Monday, January 25, 2010

Remembering Dr. Martin Luther King Jr.


Yes, this post is a week or so late... Though I feel it is important to get a post up about Martin Luther King Jr. for two reasons: The liberal blog on campus shouldn't pass an opportunity to discuss the legacy of this great leader, and secondly, the legacy of Dr. King is one that should be remembered and taught on the 364 days out of the year that aren't reserved for him.

Much of the commentary surrounding this year's remembrance of Martin Luther King Jr. obviously dealt with the fact that the United States currently has it's first African-American President. This is clearly a tremendous accomplishment in race relations within this country. However, many commentators were quick to call this accomplishment the "completion" of Dr. King's dream that he articulated in his historic speech years ago. The dream of which Martin Luther King Jr. spoke which was always at the heart of the causes he stood behind was far more complex than simply breaking a glass ceiling for minorities. King's message was deeply rooted in agape love--the unconditional love of all of our brothers and sisters, regardless of race or class. This was a deeply threatening notion for the American status quo at the time, and in many ways still is today. We have a tendency these days to ignore the truly radical aspects of what Dr. King fought for, and it is especially important today that we continue to appreciate his life's work, and challenge ourselves to apply it to our daily lives, not letting the fact that we elected a black man to the highest office in the nation serve as an excuse for complacency.


Dr. Cornel West is one of our greatest public intellectuals in this country. He keeps a busy schedule on the lecture circuit, and one of the topics he almost always addresses is exactly this subject--as Dr. West describes it, rejecting the "Santa Clausification" of the life and legacy of Martin Luther King Jr. The following are excerpts from a speech delivered by Dr. West on January 18, 2010.
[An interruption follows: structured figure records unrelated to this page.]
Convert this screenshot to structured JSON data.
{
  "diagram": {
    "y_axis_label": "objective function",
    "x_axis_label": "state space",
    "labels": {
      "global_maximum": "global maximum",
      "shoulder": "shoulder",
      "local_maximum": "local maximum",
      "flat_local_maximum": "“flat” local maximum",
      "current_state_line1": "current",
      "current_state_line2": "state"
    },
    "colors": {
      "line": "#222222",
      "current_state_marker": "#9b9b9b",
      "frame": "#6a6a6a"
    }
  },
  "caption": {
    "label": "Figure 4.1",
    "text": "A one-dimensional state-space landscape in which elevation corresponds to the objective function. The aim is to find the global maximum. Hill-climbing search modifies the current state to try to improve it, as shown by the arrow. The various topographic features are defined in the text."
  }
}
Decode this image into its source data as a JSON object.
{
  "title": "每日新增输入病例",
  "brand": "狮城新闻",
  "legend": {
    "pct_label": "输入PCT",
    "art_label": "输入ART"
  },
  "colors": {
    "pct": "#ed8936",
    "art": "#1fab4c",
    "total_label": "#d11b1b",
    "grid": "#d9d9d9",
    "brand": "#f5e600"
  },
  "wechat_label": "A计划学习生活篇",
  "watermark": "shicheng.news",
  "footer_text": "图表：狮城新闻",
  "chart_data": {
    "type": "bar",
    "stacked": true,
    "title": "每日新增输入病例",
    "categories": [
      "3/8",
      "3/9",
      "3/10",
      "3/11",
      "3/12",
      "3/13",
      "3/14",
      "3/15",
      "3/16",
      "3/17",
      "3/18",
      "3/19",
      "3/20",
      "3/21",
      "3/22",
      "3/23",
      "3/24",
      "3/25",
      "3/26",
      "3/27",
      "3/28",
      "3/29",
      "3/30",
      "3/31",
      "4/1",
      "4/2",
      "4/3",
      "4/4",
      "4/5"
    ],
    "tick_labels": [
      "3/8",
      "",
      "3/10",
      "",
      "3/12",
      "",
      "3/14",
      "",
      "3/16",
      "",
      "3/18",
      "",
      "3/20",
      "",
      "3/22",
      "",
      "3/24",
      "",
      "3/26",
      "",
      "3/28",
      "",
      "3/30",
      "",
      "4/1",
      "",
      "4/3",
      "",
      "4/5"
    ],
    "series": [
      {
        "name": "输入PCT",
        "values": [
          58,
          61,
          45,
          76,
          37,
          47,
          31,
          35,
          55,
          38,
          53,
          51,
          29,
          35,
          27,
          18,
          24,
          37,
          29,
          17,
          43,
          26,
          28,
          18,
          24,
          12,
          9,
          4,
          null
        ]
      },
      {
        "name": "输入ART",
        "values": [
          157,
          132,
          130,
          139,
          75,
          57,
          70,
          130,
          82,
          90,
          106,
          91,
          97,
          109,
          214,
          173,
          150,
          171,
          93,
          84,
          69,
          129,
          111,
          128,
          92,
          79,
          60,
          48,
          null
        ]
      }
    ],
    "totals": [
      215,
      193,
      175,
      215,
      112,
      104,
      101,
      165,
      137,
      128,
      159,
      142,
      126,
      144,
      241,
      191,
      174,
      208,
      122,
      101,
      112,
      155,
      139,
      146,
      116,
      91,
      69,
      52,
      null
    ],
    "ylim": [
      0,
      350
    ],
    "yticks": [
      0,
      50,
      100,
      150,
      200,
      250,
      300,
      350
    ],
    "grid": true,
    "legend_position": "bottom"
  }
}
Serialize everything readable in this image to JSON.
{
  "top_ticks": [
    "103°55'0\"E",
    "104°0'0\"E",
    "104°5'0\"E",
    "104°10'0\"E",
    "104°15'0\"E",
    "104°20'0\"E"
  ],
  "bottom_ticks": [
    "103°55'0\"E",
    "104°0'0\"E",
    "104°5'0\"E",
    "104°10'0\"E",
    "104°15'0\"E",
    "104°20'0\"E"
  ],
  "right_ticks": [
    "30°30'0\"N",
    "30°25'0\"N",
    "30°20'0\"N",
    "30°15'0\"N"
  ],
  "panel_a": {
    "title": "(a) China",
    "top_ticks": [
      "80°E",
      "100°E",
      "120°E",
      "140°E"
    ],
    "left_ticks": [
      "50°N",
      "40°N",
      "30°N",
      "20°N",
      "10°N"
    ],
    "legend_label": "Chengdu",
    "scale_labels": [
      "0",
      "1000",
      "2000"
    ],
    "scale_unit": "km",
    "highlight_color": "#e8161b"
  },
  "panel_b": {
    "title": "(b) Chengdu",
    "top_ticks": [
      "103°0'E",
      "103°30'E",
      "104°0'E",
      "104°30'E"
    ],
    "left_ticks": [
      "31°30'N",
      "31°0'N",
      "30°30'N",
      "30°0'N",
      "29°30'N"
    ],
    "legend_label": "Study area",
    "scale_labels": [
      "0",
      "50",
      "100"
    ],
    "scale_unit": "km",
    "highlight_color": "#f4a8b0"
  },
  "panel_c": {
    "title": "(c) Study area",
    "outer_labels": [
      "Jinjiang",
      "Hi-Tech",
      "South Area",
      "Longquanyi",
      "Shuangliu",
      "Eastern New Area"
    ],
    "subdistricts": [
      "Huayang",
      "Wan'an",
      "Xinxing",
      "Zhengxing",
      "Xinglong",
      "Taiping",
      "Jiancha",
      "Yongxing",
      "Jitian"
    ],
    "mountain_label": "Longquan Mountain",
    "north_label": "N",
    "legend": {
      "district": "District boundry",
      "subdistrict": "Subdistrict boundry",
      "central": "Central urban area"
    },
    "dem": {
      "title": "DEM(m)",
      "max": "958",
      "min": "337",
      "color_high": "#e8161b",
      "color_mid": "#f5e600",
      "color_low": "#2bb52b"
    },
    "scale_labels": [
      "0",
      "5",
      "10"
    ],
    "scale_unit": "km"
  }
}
We have to resist the ‘Santa Claus-ification’ of Martin Luther King. I don’t want to sanitize Martin Luther King. I don’t want to deodorize Dr. Martin Luther King. I don’t want to disinfect Dr. Martin Luther King, and we’re not gonna domesticate Dr. King...

From an interview with Tavis Smiley in 2007:
He just becomes a nice little old man with a smile with toys in his bag, not a threat to anybody, as if his fundamental commitment to unconditional love and unarmed truth does not bring to bear certain kinds of pressure to a status quo. So the status quo feels so comfortable as though it's a convenient thing to do rather than acknowledge him as to what he was, what the FBI said, "The most dangerous man in America." Why? Because of his fundamental commitment to love and to justice and trying to keep track of the humanity of each and every one of us.

Again, from last week's speech:
If we want to honor the legacy of Dr. King, then we must begin by learning how to love people. … That’s why people didn’t want to hang with Martin Luther King too long. He wasn’t talking about your career — but what your calling is. He wasn’t interested in talking about all of your degrees and your possessions — but what your depth of love for others is.

These are definitely some thoughts worth reflecting on 365 days a year, wouldn't you say?

1 comment:

Bill said...

Good post! Cornell West is right, the image of Martin Luther King I had ingrained in me as a child was really watered down

"I submit that an individual who breaks a law that conscience tells him is unjust, and who willingly accepts the penalty of imprisonment in order to arouse the conscience of the community over its injustice, is in reality expressing the highest respect for the law."